You can end the program when the user inputs an empty string. Here is an example of a session with a sample program:

   input a regular expression: ([a-zA-Z]*), ([a-zA-Z]*)
   
   input a string: Doe, John
   that string matches
         Group 0 matched: Doe, John
         Group 1 matched: Doe
         Group 2 matched: John

   input a string: Doe,John
   that string does not match

   input a string: Bond, 007
   that string matches
         Group 0 matched: Bond, 
         Group 1 matched: Bond
         Group 2 matched: 
   
   input a string: Fortunately, the reactor did not explode
   that string matches
         Group 0 matched: Fortunately, the
         Group 1 matched: Fortunately
         Group 2 matched: the

   input a string:

Your program's output does not need to match the example exactly, but it should contain the elements described above — tell the user whether or not a matching substring was found and print out the matching substring for each group.

Program 2: Extract information from a web page.

For the second program, you will use Pattern and Matcher in a more practical way.
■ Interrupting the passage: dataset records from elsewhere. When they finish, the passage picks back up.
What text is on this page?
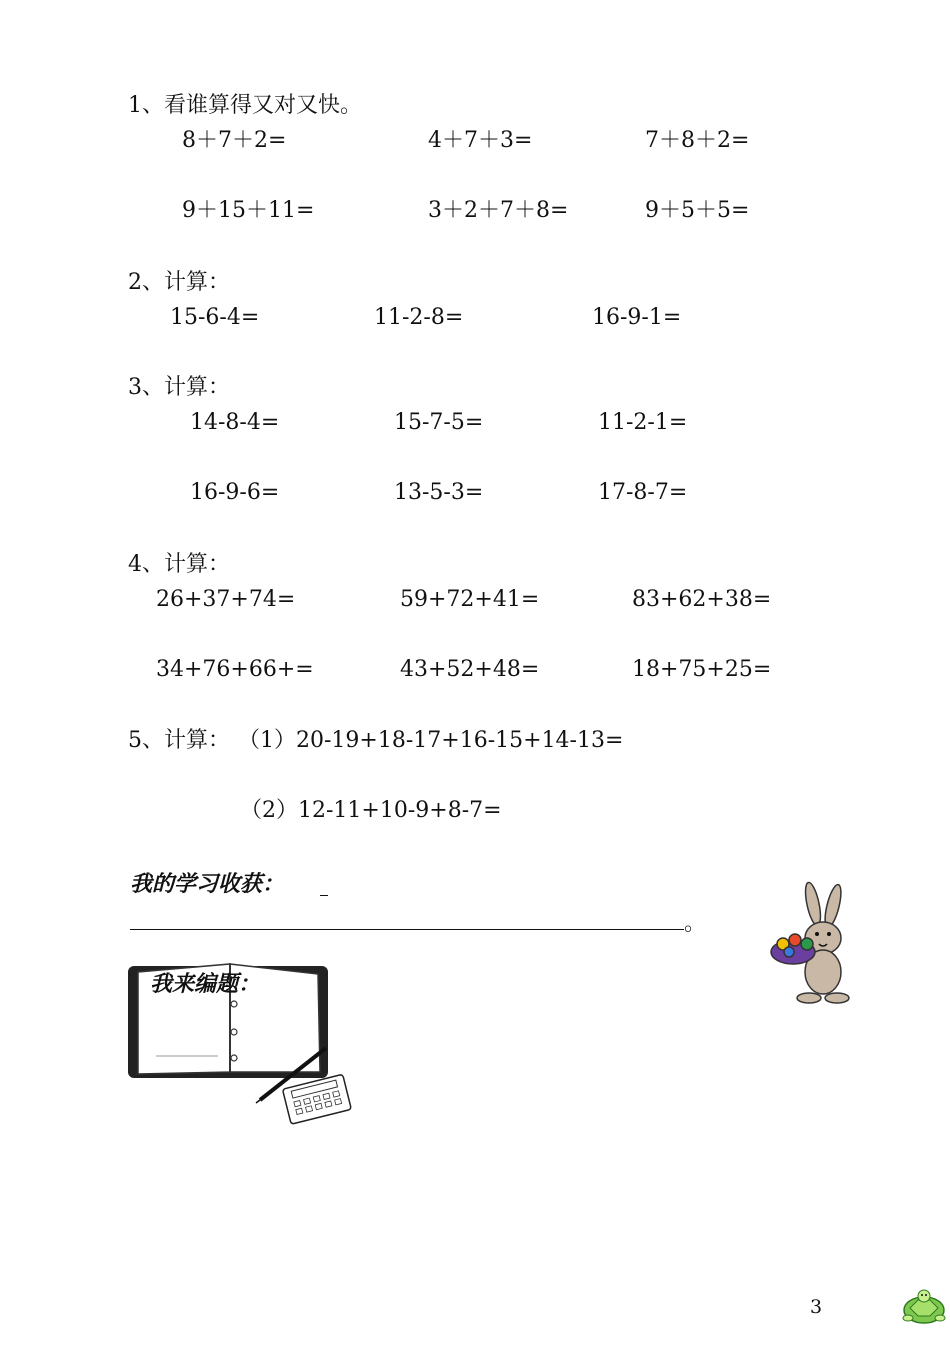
1、看谁算得又对又快。
8＋7＋2=	4＋7＋3=	7＋8＋2=
9＋15＋11=	3＋2＋7＋8=	9＋5＋5=
2、计算：
15-6-4=	11-2-8=	16-9-1=
3、计算：
14-8-4=	15-7-5=	11-2-1=
16-9-6=	13-5-3=	17-8-7=
4、计算：
26+37+74=	59+72+41=	83+62+38=
34+76+66+=	43+52+48=	18+75+25=
5、计算： （1）20-19+18-17+16-15+14-13=
（2）12-11+10-9+8-7=
我的学习收获：
。
我来编题：
3
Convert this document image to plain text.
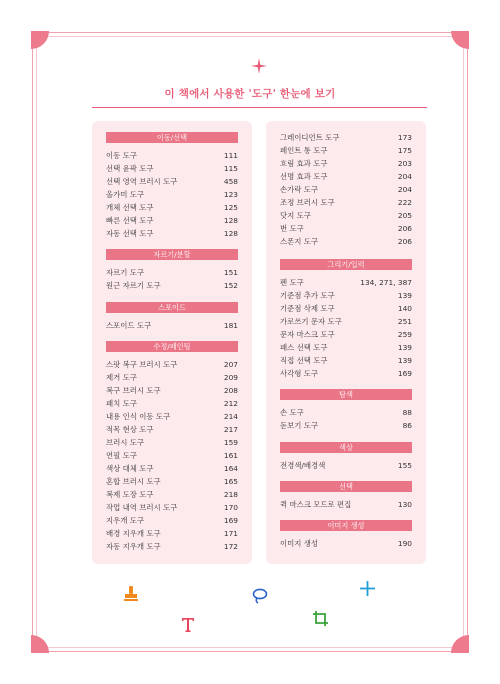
이 책에서 사용한 '도구' 한눈에 보기
이동/선택
이동 도구	111
선택 윤곽 도구	115
선택 영역 브러시 도구	458
올가미 도구	123
개체 선택 도구	125
빠른 선택 도구	128
자동 선택 도구	128
자르기/분할
자르기 도구	151
원근 자르기 도구	152
스포이드
스포이드 도구	181
수정/페인팅
스팟 복구 브러시 도구	207
제거 도구	209
복구 브러시 도구	208
패치 도구	212
내용 인식 이동 도구	214
적목 현상 도구	217
브러시 도구	159
연필 도구	161
색상 대체 도구	164
혼합 브러시 도구	165
복제 도장 도구	218
작업 내역 브러시 도구	170
지우개 도구	169
배경 지우개 도구	171
자동 지우개 도구	172
그레이디언트 도구	173
페인트 통 도구	175
흐림 효과 도구	203
선명 효과 도구	204
손가락 도구	204
조정 브러시 도구	222
닷지 도구	205
번 도구	206
스폰지 도구	206
그리기/입력
펜 도구	134, 271, 387
기준점 추가 도구	139
기준점 삭제 도구	140
가로쓰기 문자 도구	251
문자 마스크 도구	259
패스 선택 도구	139
직접 선택 도구	139
사각형 도구	169
탐색
손 도구	88
돋보기 도구	86
색상
전경색/배경색	155
선택
퀵 마스크 모드로 편집	130
이미지 생성
이미지 생성	190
The program will find links on a web page. The program GetPage.java reads lines from a web page and prints them out. Save a copy of the program and modify it so that instead of printing out the lines from the file, it prints out the web addresses from any links that appear on the page. You will use regular expressions to find the links and extract the addresses. (In addition to the link above, there is a copy of GetPage.java in /classes/cs229/regex.)

A web page is usually an HTML file, that is, a text file that contains the content of the page as well as special "mark-up" code. In the file, a link can look, for example, like one of these strings:

<a href="http://google.com">
<A target="mainframe" href='data321.html'>
<a id='link23' HREF = "file23.html" target="_TOP">
<a href="images/myhouse.png">

The link must start with <a and must contain href=. (These are case-insensitive.) There can be spaces around the =, but not after the <. The web site is in single or double quotes after href=. For the examples above, the web addresses that your program would extract are

http://google.com
data321.html
file23.html
images/myhouse.png

Your program should use a Pattern that will match such links and will extract the web site name. Use a Matcher for each line of input, to test whether it contains a link to a web site and, if so, to extract the web site. Print out all the web sites that are found, one to a line.

Note that to make a case-insensitive Pattern, you can use

pattern = Pattern.compile(regex, Pattern.CASE_INSENSITIVE);

The basic operation for this assignment — extract a list of web sites that a web page links to — is an important one, used, for example, by Google for building its index of the Web.